S'agissant du montant des indemnisations sollicitées, 'qui sont conformes à la jurisprudence, la Caisse entend s'en rapporter à la sagesse de la Cour', tout en rappelant que le premier juge a pris en compte les remarques qu'elle avait faites en ce qui concerne l'indemnisation des préjudices personnels d'[J] [P].

Enfin, la Caisse sollicite, dans le cas d'une confirmation du jugement en ce qui concerne la faute inexcusable, le bénéfice de l'action récursoire y compris en ce qui concerne le capital représentatif des majorations de rente versées aux ayants droits.

Sur ce

A toutes fins, la cour rappelle que le caractère professionnel du décès d'[J] [P] n'est pas remis en cause dans le cadre de la présente procédure et que seule doit être discutée ici la faute inexcusable de l'employeur et, le cas échéant, l'évaluation des préjudices des ayants droits ainsi que l'étendue de l'action récursoire de la Caisse.
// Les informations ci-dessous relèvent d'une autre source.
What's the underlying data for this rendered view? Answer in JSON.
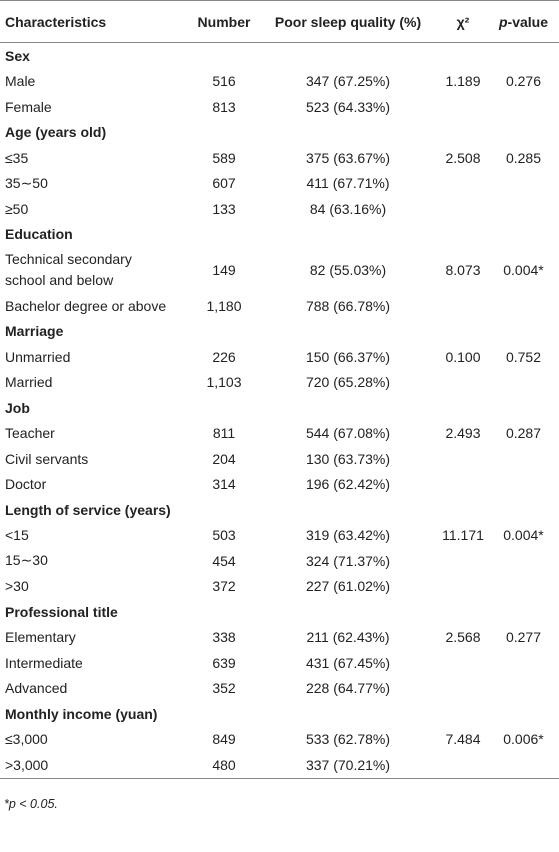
{
  "table": {
    "header": [
      "Characteristics",
      "Number",
      "Poor sleep quality (%)",
      "χ²",
      {
        "italic": "p",
        "text": "-value"
      }
    ],
    "groups": [
      {
        "title": "Sex",
        "rows": [
          [
            "Male",
            "516",
            "347 (67.25%)",
            "1.189",
            "0.276"
          ],
          [
            "Female",
            "813",
            "523 (64.33%)"
          ]
        ]
      },
      {
        "title": "Age (years old)",
        "rows": [
          [
            "≤35",
            "589",
            "375 (63.67%)",
            "2.508",
            "0.285"
          ],
          [
            "35∼50",
            "607",
            "411 (67.71%)"
          ],
          [
            "≥50",
            "133",
            "84 (63.16%)"
          ]
        ]
      },
      {
        "title": "Education",
        "rows": [
          [
            "Technical secondary school and below",
            "149",
            "82 (55.03%)",
            "8.073",
            "0.004*"
          ],
          [
            "Bachelor degree or above",
            "1,180",
            "788 (66.78%)"
          ]
        ]
      },
      {
        "title": "Marriage",
        "rows": [
          [
            "Unmarried",
            "226",
            "150 (66.37%)",
            "0.100",
            "0.752"
          ],
          [
            "Married",
            "1,103",
            "720 (65.28%)"
          ]
        ]
      },
      {
        "title": "Job",
        "rows": [
          [
            "Teacher",
            "811",
            "544 (67.08%)",
            "2.493",
            "0.287"
          ],
          [
            "Civil servants",
            "204",
            "130 (63.73%)"
          ],
          [
            "Doctor",
            "314",
            "196 (62.42%)"
          ]
        ]
      },
      {
        "title": "Length of service (years)",
        "rows": [
          [
            "<15",
            "503",
            "319 (63.42%)",
            "11.171",
            "0.004*"
          ],
          [
            "15∼30",
            "454",
            "324 (71.37%)"
          ],
          [
            ">30",
            "372",
            "227 (61.02%)"
          ]
        ]
      },
      {
        "title": "Professional title",
        "rows": [
          [
            "Elementary",
            "338",
            "211 (62.43%)",
            "2.568",
            "0.277"
          ],
          [
            "Intermediate",
            "639",
            "431 (67.45%)"
          ],
          [
            "Advanced",
            "352",
            "228 (64.77%)"
          ]
        ]
      },
      {
        "title": "Monthly income (yuan)",
        "rows": [
          [
            "≤3,000",
            "849",
            "533 (62.78%)",
            "7.484",
            "0.006*"
          ],
          [
            ">3,000",
            "480",
            "337 (70.21%)"
          ]
        ]
      }
    ],
    "footnote": "*p < 0.05."
  }
}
Aux termes de l'article L. 452-1 du code de la sécurité sociale, en vertu du contrat de travail le liant à son salarié, l'employeur est tenu envers celui-ci d'une obligation de sécurité de résultat. Le manquement à cette obligation a le caractère d'une faute inexcusable, lorsque l'employeur avait ou aurait dû avoir conscience du danger auquel était exposé le salarié et qu'il n'a pas pris les mesures nécessaires pour l'en préserver.

Il est indifférent que la faute inexcusable commise par l'employeur ait été la cause déterminante de l'accident survenu au salarié. Il suffit qu'elle soit une cause nécessaire pour que la responsabilité de l'employeur soit engagée, alors même que d'autres fautes auraient concouru à la survenance de l'accident du travail.
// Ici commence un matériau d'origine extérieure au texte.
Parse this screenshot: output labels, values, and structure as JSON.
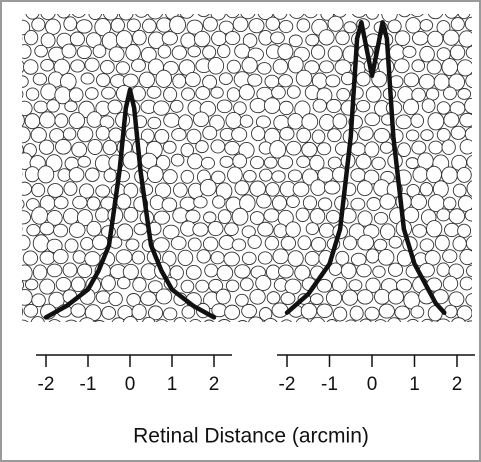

La faute inexcusable ne se présume pas et il appartient à la victime ou ses ayants droits d'en apporter la preuve.

L'appréciation de la conscience du danger relève de l'examen des circonstances de fait, notamment de la nature de l'activité du salarié ou du non-respect des règles de sécurité.

Lorsque l'accident est dû à la faute inexcusable de l'employeur ou de ceux qu'il s'est substitué dans la direction, la victime ou ses ayants droits a droit à une indemnisation complémentaire dans les conditions définies dans les articles suivants et notamment à une majoration de la rente allouée, outre depuis une décision du 18 juin 2010 du Conseil constitutionnel, la réparation de préjudices non couverts en tout ou partie par le Livre IV du code précité.
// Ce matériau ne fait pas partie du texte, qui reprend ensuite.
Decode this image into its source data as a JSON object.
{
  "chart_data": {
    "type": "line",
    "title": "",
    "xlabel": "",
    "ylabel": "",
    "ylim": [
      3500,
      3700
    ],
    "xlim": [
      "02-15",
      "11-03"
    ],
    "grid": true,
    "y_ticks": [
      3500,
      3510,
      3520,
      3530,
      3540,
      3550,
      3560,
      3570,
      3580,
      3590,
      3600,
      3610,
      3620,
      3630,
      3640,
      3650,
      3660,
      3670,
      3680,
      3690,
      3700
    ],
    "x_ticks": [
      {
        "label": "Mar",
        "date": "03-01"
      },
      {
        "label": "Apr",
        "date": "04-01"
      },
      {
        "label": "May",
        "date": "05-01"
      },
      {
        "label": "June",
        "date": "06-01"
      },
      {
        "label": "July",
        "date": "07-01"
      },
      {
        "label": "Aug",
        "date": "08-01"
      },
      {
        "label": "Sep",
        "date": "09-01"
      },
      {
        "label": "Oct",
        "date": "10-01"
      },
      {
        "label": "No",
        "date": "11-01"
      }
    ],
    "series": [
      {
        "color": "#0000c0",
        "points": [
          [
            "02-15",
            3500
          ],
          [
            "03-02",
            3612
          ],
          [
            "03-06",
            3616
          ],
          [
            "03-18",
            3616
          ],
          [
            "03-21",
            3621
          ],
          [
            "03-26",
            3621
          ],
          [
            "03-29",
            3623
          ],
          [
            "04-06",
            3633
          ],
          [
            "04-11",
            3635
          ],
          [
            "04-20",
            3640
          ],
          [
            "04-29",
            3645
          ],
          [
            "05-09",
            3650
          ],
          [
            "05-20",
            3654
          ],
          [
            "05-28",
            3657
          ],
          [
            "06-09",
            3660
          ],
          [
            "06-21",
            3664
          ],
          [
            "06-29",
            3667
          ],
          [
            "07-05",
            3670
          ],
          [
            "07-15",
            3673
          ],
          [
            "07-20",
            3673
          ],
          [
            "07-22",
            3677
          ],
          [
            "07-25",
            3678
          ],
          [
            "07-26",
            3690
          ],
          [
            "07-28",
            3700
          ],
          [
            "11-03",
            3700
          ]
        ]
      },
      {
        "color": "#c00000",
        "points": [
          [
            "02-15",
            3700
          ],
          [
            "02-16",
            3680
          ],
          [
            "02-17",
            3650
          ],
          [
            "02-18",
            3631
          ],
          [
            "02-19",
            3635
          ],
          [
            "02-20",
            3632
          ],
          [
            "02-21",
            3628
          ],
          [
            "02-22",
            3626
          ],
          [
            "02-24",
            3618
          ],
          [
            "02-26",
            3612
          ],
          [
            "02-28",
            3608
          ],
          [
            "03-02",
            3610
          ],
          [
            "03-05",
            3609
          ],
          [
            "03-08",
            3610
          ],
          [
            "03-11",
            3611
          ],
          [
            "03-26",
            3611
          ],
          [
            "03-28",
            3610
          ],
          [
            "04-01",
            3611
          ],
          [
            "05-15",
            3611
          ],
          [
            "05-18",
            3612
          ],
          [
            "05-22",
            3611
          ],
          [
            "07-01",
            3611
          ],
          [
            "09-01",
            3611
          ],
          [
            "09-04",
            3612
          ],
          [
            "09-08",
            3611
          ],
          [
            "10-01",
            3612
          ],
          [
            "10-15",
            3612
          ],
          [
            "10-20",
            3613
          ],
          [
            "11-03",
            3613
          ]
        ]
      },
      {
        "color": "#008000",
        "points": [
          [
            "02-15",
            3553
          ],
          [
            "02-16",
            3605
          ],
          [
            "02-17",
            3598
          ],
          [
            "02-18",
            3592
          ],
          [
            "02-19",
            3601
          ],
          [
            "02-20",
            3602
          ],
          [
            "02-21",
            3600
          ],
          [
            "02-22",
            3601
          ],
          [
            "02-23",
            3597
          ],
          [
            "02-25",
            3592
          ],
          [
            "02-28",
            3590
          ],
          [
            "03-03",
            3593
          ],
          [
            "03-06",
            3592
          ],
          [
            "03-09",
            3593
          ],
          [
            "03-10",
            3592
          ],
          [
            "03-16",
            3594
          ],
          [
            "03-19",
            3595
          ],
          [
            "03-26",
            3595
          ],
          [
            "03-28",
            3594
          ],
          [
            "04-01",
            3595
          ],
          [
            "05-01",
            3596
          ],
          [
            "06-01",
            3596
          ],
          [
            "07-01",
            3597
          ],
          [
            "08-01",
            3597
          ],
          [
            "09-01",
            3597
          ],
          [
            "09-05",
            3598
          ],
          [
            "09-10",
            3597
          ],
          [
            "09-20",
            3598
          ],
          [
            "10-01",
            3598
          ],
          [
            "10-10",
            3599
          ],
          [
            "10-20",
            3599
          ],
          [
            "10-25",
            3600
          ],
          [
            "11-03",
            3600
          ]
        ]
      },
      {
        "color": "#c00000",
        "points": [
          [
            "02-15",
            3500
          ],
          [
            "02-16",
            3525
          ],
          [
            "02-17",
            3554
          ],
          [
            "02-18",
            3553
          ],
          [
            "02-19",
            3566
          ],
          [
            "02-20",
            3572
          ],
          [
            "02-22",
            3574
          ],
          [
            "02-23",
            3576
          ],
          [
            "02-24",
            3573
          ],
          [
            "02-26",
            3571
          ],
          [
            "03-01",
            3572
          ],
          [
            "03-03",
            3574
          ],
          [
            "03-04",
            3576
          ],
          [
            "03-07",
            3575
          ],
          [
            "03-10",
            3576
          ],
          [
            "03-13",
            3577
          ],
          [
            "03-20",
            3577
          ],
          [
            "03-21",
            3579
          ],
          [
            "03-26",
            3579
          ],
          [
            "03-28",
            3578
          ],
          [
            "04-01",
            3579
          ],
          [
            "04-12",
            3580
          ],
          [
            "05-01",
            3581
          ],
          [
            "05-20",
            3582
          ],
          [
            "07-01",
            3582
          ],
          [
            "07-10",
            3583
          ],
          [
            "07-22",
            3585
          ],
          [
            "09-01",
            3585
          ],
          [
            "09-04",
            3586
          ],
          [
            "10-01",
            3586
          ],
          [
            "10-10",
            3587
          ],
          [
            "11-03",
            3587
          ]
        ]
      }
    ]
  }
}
L'article L. 4131-4 du code du travail précise que (dans sa version applicable à l'époque des faits) :

Le bénéfice de la faute inexcusable de l'employeur prévue à l'article L. 452-1 du code de la sécurité social est de droit pour le ou les travailleurs qui seraient victimes d'un accident du travail (...) alors qu'eux-mêmes ou un représentant du personnel au comité d'hygiène, de sécurité et des conditions de travail avaient signalé à l'employeur le risque qui s'est matérialisé.

C'est cette présomption qui est invoquée par les consorts [P].

Sur la présomption d'accident du travail

Dans le cas présent, il est soutenu que le salarié avait signalé à son employeur le risque qui s'est matérialisé, en lui adressant des courriels le 4 juin 2015, le 2 août 2016, le 7 octobre 2016, puis en avertissant son supérieur hiérarchique d'un malaise survenu le 26 octobre 2016 sur le lieu de travail.

Le courriel du 4 juin 2015 est un message adressé à Mme [Y] [Z], responsable RH d'[J] [P], plus exactement un échange de messages entre eux.

La cour doit tout d'abord constater que ces échanges sont placés hors contexte, puisque la seule chose que la cour puisse comprendre est que le salarié est 'très affecté' par une décision prise par M. [U]. [X], 'sans concertation' (il s'agirait en fait de la décision de retirer [J] [P] du projet 'Home Live').

Mme [Y] [Z] a réagi immédiatement en cherchant à joindre ou à rencontrer le salarié et en lui fournissant les coordonnées d'un autre interlocuteur ainsi que le numéro de la ligne téléphonique du 'dialogue salarié', en outre son propre numéro de téléphone portable.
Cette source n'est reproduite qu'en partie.